Scattered offerings recovered from the area included textiles, pottery shards, food, and the remains of a sacrificed camelid. Additionally, a small bundle of offerings was discovered containing sandals, cutlery, wooden and ceramic dishes, food items, a comb, and coal. Furthermore, a damaged tunic and a small female figurine made of spondylus shell (dressed in miniature versions of cumbi clothes) was recovered from the platform. The presence of the spondylus shell at the site is thought to be an offering for fertility, and is also characteristic of the Llullaillaco, Esmeralda, Chuscha, and Aconcagua sites.

=== Ampato ===
The Ampato summit rises up to 6,312 meters in southern Peru, with a funerary complex located at 5,852 meters. Four capacocha sacrifices were found at this site, representing two distinct ceremonies. The first sacrifice discovered was a girl estimated to be between 13 and 15 years old (based upon her tooth development), popularly referred to as "Juanita" or "The Ampato Ice Maiden." DNA testing determined that Juanita was related to individuals living in northern Peru and Argentina, and was likely not related to villages near Ampato. Juanita's body was discovered 70 meters below the summit, where she presumably landed after the collapse of her funerary platform. She was wrapped in high quality decorated textiles and surrounded by her funerary assemblage, including pottery, chuspas (some containing coca leaves or hair), llama bones, and four female figurines crafted from spondylus shell. A needle biopsy of Juanita's stomach revealed that she had been fed a large meal of vegetables around 6 to 8 hours before her sacrifice. Additionally, a CT scan indicated she was killed with a blow to the head.

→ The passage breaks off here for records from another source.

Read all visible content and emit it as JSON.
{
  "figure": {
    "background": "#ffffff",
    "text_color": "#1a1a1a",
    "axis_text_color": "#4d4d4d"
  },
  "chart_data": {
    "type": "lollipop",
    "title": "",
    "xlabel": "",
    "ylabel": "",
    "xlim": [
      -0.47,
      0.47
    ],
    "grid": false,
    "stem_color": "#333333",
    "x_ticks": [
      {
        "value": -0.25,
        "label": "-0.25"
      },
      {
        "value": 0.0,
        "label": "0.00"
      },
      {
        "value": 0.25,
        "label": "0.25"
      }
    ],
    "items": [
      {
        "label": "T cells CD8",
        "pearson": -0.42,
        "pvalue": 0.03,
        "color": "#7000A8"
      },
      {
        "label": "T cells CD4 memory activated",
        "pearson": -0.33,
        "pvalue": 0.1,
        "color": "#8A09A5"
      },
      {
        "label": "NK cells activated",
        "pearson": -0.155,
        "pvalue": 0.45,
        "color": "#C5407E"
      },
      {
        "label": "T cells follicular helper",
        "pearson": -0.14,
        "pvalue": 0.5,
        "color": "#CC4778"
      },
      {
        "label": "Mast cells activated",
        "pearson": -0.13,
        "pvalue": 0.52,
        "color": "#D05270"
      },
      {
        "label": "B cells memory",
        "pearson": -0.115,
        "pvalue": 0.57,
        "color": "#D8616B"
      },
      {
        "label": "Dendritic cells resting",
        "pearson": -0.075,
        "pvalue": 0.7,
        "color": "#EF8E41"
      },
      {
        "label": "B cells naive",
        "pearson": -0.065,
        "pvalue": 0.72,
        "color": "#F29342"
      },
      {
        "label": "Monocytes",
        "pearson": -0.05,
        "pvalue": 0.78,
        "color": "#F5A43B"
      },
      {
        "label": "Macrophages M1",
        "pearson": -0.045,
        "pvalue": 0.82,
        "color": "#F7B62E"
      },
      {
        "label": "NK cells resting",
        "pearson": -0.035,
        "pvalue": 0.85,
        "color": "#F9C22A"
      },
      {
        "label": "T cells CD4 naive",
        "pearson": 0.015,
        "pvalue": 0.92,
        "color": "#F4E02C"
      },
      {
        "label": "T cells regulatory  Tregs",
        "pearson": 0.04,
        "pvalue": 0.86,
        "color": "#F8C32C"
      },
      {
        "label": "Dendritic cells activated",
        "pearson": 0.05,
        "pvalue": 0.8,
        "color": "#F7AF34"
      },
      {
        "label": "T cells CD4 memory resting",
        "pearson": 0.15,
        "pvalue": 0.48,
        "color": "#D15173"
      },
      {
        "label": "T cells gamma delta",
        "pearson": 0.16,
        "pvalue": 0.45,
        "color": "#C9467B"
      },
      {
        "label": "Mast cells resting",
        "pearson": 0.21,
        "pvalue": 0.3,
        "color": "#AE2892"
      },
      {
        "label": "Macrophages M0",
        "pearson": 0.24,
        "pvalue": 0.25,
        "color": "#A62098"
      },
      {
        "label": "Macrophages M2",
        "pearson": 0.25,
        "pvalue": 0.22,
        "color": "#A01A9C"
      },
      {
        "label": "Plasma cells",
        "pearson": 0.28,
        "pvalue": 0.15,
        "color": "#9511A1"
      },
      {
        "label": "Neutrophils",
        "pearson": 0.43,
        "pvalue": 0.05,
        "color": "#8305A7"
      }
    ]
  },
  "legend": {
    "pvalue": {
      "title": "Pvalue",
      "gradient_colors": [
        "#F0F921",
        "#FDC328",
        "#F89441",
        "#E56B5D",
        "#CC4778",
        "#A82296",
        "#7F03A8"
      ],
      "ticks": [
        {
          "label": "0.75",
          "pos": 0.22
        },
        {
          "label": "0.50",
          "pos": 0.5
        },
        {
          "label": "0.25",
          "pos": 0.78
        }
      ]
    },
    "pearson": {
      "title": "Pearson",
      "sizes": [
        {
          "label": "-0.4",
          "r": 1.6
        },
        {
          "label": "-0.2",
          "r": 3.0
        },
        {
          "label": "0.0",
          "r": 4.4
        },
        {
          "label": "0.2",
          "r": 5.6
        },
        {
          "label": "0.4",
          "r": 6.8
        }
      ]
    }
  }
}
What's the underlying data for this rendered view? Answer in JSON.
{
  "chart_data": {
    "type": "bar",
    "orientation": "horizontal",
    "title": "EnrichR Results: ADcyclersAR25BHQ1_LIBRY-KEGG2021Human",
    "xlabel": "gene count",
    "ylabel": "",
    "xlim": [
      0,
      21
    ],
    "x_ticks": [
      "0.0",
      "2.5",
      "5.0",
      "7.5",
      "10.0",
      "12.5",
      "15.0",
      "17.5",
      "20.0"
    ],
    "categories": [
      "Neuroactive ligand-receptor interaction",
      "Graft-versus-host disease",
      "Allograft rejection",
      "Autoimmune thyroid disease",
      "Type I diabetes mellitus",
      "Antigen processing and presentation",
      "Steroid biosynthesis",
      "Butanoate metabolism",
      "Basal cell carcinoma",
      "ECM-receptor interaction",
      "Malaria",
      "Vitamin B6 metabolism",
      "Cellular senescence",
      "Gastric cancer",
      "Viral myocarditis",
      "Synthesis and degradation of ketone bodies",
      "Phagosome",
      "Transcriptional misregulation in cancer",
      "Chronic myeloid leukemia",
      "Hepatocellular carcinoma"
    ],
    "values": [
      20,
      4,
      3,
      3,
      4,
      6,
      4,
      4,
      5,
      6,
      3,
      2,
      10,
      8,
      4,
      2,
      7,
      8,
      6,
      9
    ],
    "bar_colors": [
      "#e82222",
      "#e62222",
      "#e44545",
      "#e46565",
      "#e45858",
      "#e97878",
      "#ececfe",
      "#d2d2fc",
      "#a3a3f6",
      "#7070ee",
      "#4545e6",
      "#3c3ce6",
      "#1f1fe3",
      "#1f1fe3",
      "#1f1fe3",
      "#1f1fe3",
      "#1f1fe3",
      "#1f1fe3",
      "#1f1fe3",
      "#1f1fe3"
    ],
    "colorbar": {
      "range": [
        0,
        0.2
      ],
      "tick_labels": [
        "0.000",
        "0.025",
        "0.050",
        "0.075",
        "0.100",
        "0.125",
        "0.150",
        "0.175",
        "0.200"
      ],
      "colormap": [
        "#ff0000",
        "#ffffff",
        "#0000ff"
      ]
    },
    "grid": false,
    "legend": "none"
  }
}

The other three capacocha sacrifices interred at Ampato were found marked by stone circles within the funerary complex, and were all between the ages of 8 and 12. Two girls and one boy were discovered, all three of which were likely sacrificed during the same ceremony based on the positionality and proximity of the burials. The burial of the first girl found at the site was unusual compared to other capacocha burials, as six pots had been ritually broken on her grave. Her body was dressed with a macaw feather headdress and sandals, and was buried with numerous ceramic vessels, figurines, cups, spoons, and weaving tools. The male child was adorned with a vegetable fiber headdress and had elongated pierced earlobes, indicating he may have been the son of an elite family. He was buried with ceramic vessels, cups, and a male figurine. The second female body found was also buried with multiple ceramic vessels, as well as a female figurine crafted from spondylus shell. All three mummies had been damaged by lightning strikes, preventing soft tissue research from being done on their bodies.